[Python-Dev] Decimal & lt; -& gt; float comparisons in py3k.
Raymond Hettinger
raymond.hettinger at gmail.com
Fri Mar 19 17:38:27 CET 2010
On Mar 19, 2010, at 4:50 AM, Antoine Pitrou wrote:
> Glenn Linderman <glenn <at> nevcal.com> writes:
>>
>> On the other hand, if the default behavior is to do an implicit
>> conversion, I don't know of any way that that could be turned into an
>> exception for those coders that don't want or don't like the particular
>> type of implicit conversion chosen.
>
> You still haven't given a good reason why we should raise an exception rather
> than do a comparison, though.
>
> The fact that some particular coders don't like "the particular type of implicit
> conversion chosen" is a particularly weak argument. Python isn't a language
> construction framework; we try to choose useful defaults rather than simply give
> out a box of tools.
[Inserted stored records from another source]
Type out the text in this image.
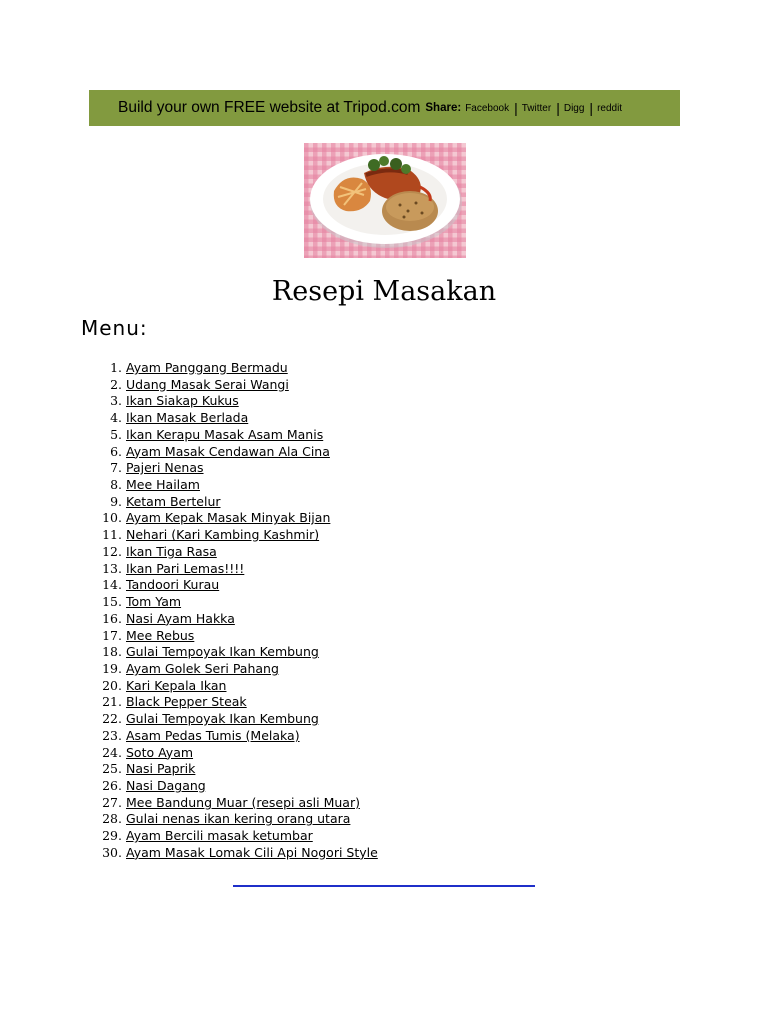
Build your own FREE website at Tripod.com Share: Facebook | Twitter | Digg | reddit
Resepi Masakan
Menu:
1. Ayam Panggang Bermadu
2. Udang Masak Serai Wangi
3. Ikan Siakap Kukus
4. Ikan Masak Berlada
5. Ikan Kerapu Masak Asam Manis
6. Ayam Masak Cendawan Ala Cina
7. Pajeri Nenas
8. Mee Hailam
9. Ketam Bertelur
10. Ayam Kepak Masak Minyak Bijan
11. Nehari (Kari Kambing Kashmir)
12. Ikan Tiga Rasa
13. Ikan Pari Lemas!!!!
14. Tandoori Kurau
15. Tom Yam
16. Nasi Ayam Hakka
17. Mee Rebus
18. Gulai Tempoyak Ikan Kembung
19. Ayam Golek Seri Pahang
20. Kari Kepala Ikan
21. Black Pepper Steak
22. Gulai Tempoyak Ikan Kembung
23. Asam Pedas Tumis (Melaka)
24. Soto Ayam
25. Nasi Paprik
26. Nasi Dagang
27. Mee Bandung Muar (resepi asli Muar)
28. Gulai nenas ikan kering orang utara
29. Ayam Bercili masak ketumbar
30. Ayam Masak Lomak Cili Api Nogori Style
If some people don't like the defaults (significant
> indentation, limitless precision integers, etc.), there are other choices out
> there.
The reason to prefer an exception is that decimal/float comparisons
are more likely to be a programmer error than an intended behavior.
Real use cases for decimal/float comparisons are rare and would
be more clearly expressed with an explicit conversion using Decimal.from_float().
Of course there is a precedent, I can compare "120" < 140 in AWK
and get an automatic implicit conversion ;-)
Just because we can compare, doesn't mean we should.